- Location: Qutub Vihar, Phase II, Dwarka, Southwest Delhi, India. Body found in Rodhai, Rewari district, Haryana, India.
- Date: 9 February 2012
- Attack type: Kidnapping, Rape, Murder
- Weapons: Jack and spanner (allegedly used for murder)
- Deaths: 1
- Victims: Kiran Negi
- Perpetrators: Rahul, Ravi, Vinod
- Accused: Rahul, Ravi, Vinod
- Verdict: Acquitted by Supreme Court of India
- Convicted: Convicted in lower courts and High Court, but acquitted by Supreme Court of India
- Litigation: Supreme Court of India
- Procedural lapses by police and prosecution led to acquittal; DNA evidence deemed unreliable by the court.

= Murder of Kiran Negi =

2012 rape and murder of girl in Delhi, India

 Kiran Negi (1993 — 2012) was a 19-year old Indian woman and resident of Qutub Vihar in Dwarka, southwest Delhi, India. She was returning home from work with two other girls when she was kidnapped by three people in a red Tata Indica car in Phase II Qutub Vihar on 9 February 2012. Vikas Rawat tried to intervene but was outnumbered. Rahul (26), Ravi (22), and Vinod (22), were arrested four days later and the body of Kiran Negi was found in a mustard field about 30 km away in Rodhai, a village in Rewari district, Haryana. The police claimed to have solved the case with confessions from the accused and findings of investigation including DNA evidence but the accused were acquitted by the court which deemed the evidence to be unreliable.

==Investigation==

The investigation conducted by the police revealed that accused Rahul was apprehended with a red Indica car four days after the kidnapping. He confessed in police custody that he, along with his brother Ravi and Vinod, had kidnapped a girl from Qutub Vihar, committed rape on her, killed her, and threw her dead body in the fields ahead of Jhajjar. The police confiscated the car, mobile phones of the accused, and found the body of the girl in village Rodai of Rewari, Haryana.

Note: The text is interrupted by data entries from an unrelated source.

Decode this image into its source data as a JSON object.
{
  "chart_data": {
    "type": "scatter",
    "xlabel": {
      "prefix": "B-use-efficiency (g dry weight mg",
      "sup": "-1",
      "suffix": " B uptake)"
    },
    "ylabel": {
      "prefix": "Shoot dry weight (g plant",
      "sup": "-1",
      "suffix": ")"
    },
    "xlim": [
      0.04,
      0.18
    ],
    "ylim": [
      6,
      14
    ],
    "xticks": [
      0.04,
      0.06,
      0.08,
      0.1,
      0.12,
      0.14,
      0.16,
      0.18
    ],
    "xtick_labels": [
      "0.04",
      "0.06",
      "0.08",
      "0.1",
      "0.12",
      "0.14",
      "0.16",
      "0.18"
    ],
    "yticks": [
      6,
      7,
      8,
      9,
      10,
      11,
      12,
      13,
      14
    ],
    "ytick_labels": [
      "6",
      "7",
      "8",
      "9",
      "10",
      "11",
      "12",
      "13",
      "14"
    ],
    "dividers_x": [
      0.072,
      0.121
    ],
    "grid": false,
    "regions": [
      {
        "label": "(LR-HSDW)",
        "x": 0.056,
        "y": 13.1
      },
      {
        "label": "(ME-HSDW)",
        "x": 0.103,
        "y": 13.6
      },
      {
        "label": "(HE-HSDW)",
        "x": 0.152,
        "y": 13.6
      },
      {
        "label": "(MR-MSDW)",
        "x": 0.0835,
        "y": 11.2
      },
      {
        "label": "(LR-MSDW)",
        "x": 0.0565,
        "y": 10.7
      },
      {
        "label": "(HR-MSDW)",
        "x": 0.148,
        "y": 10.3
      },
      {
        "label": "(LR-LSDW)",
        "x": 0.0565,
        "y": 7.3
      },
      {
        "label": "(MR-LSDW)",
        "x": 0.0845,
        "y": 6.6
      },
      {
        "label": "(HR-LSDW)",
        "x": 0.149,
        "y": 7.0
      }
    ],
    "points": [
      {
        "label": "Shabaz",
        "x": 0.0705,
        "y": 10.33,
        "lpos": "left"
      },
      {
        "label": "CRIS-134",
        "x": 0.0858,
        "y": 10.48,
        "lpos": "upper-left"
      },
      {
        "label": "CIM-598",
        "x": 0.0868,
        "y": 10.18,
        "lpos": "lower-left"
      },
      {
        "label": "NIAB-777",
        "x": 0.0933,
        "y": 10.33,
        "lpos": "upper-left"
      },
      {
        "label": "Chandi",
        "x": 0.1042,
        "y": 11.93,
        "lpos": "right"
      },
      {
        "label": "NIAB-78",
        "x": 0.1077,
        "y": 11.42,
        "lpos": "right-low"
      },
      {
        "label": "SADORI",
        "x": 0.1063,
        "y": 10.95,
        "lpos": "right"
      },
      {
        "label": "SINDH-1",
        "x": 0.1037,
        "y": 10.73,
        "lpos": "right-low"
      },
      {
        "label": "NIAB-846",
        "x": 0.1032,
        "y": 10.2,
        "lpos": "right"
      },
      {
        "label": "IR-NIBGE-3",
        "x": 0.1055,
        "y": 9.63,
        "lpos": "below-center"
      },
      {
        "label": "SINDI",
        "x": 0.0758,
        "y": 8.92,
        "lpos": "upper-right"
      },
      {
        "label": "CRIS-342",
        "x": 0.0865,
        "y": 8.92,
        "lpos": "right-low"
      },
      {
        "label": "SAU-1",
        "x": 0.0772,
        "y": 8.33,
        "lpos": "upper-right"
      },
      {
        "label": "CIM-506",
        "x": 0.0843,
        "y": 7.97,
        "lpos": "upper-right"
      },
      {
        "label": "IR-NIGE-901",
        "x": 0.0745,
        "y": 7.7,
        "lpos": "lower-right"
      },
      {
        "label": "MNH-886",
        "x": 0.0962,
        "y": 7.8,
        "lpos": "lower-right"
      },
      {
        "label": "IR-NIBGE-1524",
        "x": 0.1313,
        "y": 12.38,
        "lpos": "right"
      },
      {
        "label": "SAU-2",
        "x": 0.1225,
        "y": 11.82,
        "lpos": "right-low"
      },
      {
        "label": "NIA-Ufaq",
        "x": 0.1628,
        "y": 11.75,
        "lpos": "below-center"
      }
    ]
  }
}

The police also recovered some hair strands from the body of the deceased, as well as two plastic glasses, one empty pouch of snacks, piece of earthenware pot, a broken piece of a red-coloured plastic bumper(of the car), and one wallet near the dead body. At the instance of the accused, mobile phone and undergarment of the victim, along with her other burnt personal articles, were also found. The police found jack and spanner in the car, which were supposedly used for murdering the girl. Hair strands of the victim were also found in the car along with semen on the seats.

==Verdicts==

However, procedural lapses by the police and prosecution ensured that the accused were acquitted in the case. Although the accused were convicted in lower courts and High Court, the Supreme Court of India picked apart all the circumstantial evidence and found that the evidence was not conclusive. None of the witnesses could identify the accused in court, and the Test Identification parade (Police lineup) was not done by any of the investigating officers before filing the chargesheet. The constables who arrested the accused were not examined by the prosecution, and there were conflicting versions on who among the police reached the site of the body first. Confessions by the accused before police were not accepted as evidence, except in the part where it leads to recovery of any incriminating material. Thus, the wallet found was said to contain documents of accused Rahul, but witnesses did not mention any such documents, implying evidence planting by the police. The hair found on the body was suspected to have been put there later, as loose hair would not be on the body for 3 days. The date of death according to the post-mortem was between 10 February 2012, and 11 February 2012, while the prosecution claimed it to be the night of 9 February 2012, and 10 February 2012. As the chain of custody of the car was not clear between seizure and sending to the laboratory, the hair and semen found there also became suspect as being a plant by police. Further, the DNA test itself is not a reliable evidence according to the court. The parents of the victim were shocked at this judgment. A review petition in the case was also dismissed by the court.